Kepala Keasistenan Pemeriksaan Laporan Ombudsman Banten, Zainal Muttaqin mengatakan, pelanggaran ini akan sangat mempengaruhi standar pelayanan sekolah. Siswa menjadi pihak yang dirugikan karena tidak bisa menerima proses pembelajaran yang ideal akibat kelas yang overload.
“Ada sekolah yang memaksakan sampai lebih 50 siswa per kelas. Bahkan, ada sekolah akhirnya menggunakan ruang laboratorium atau perpustakaan sebagai kelas,” kata dia.
Zaenal mengungkapkan, kesemrawutan penyelenggaraan PPDB terjadi lantaran pejabat di Banten--mulai dari aparat penegak hukum hingga instansi yang berkaitan langsung dengan PPDB--belum punya komitmen asas pelaksanaan yang objektif, transparan, akuntabel dan non-diskriminasi.

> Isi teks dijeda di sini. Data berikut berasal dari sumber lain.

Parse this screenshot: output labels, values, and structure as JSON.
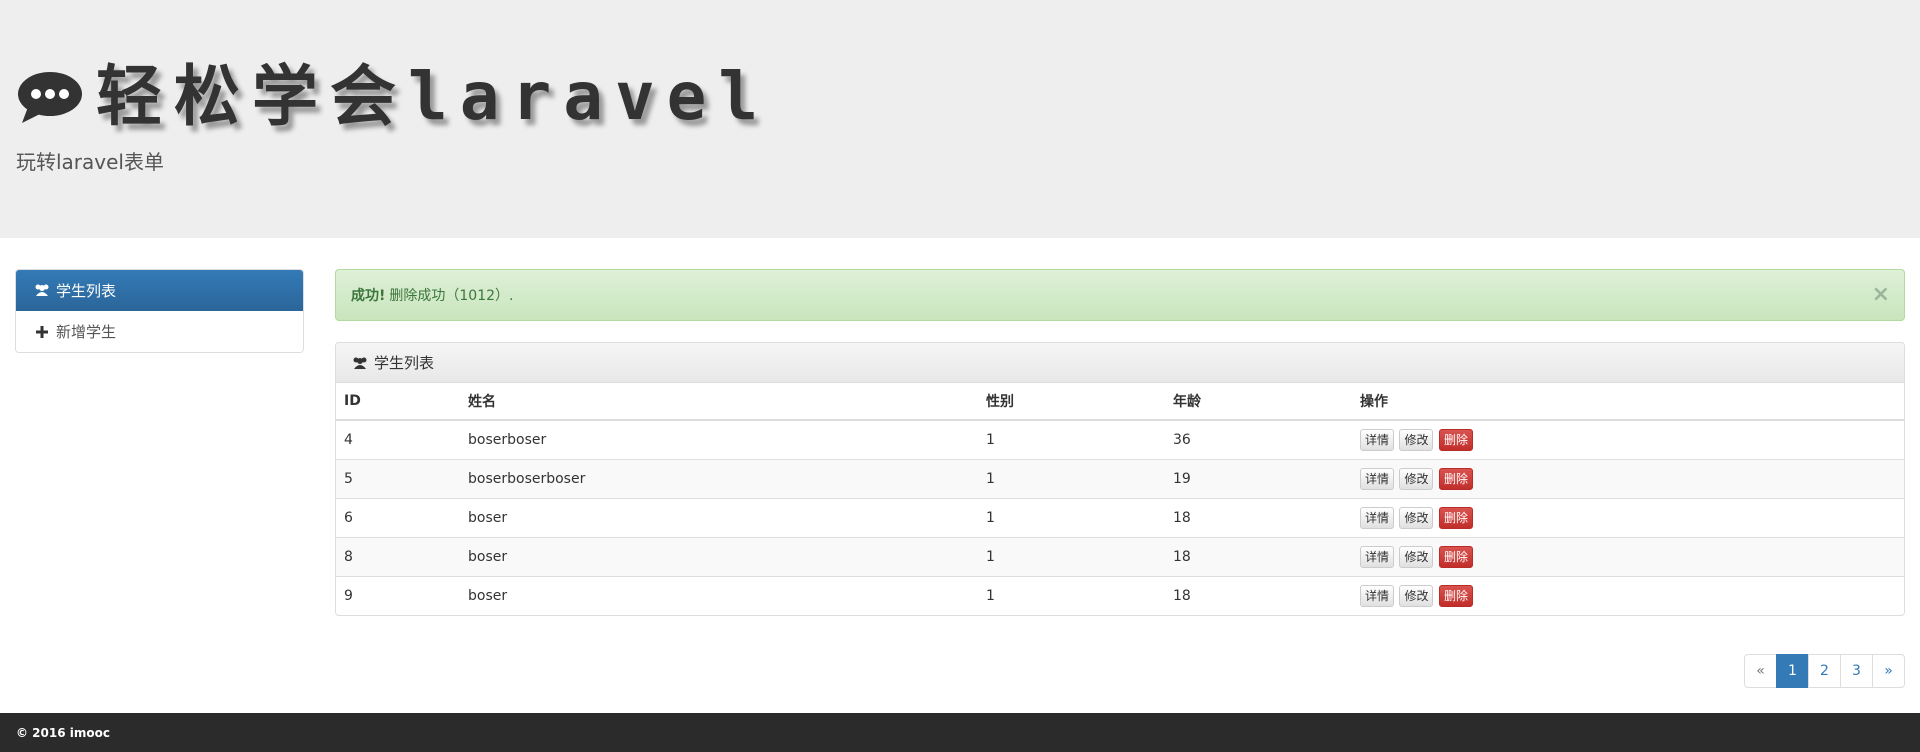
{
  "header": {
    "title": "轻松学会laravel",
    "subtitle": "玩转laravel表单",
    "icon": "comment-icon"
  },
  "sidebar": {
    "items": [
      {
        "label": "学生列表",
        "icon": "users-icon",
        "active": true
      },
      {
        "label": "新增学生",
        "icon": "plus-icon",
        "active": false
      }
    ]
  },
  "alert": {
    "strong": "成功!",
    "message": "删除成功（1012）.",
    "close": "×"
  },
  "panel": {
    "title": "学生列表",
    "icon": "users-icon"
  },
  "table": {
    "headers": [
      "ID",
      "姓名",
      "性别",
      "年龄",
      "操作"
    ],
    "rows": [
      {
        "id": "4",
        "name": "boserboser",
        "sex": "1",
        "age": "36"
      },
      {
        "id": "5",
        "name": "boserboserboser",
        "sex": "1",
        "age": "19"
      },
      {
        "id": "6",
        "name": "boser",
        "sex": "1",
        "age": "18"
      },
      {
        "id": "8",
        "name": "boser",
        "sex": "1",
        "age": "18"
      },
      {
        "id": "9",
        "name": "boser",
        "sex": "1",
        "age": "18"
      }
    ],
    "actions": {
      "detail": "详情",
      "edit": "修改",
      "delete": "删除"
    }
  },
  "pagination": {
    "prev": "«",
    "pages": [
      "1",
      "2",
      "3"
    ],
    "current": "1",
    "next": "»"
  },
  "footer": {
    "text": "© 2016 imooc"
  },
  "colors": {
    "primary": "#337ab7",
    "success_bg": "#dff0d8",
    "danger": "#d9534f",
    "footer_bg": "#2b2b2b"
  }
}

Akhirnya terjadi penyelewengan wewenang, praktik pungli, hingga menambah jalur penerimaan di luar PPDB untuk mengakomodir siswa-siswa pihak yang punya kepentingan politik maupun materil.
“Banyak orangtua jadi korban ketika mereka harus bayar sejumlah uang agar anaknya masuk. Ini bukti permisifnya Dindik atau sekolah terhadap praktik yang melanggar ketentuan dan asas PPDB,” katanya.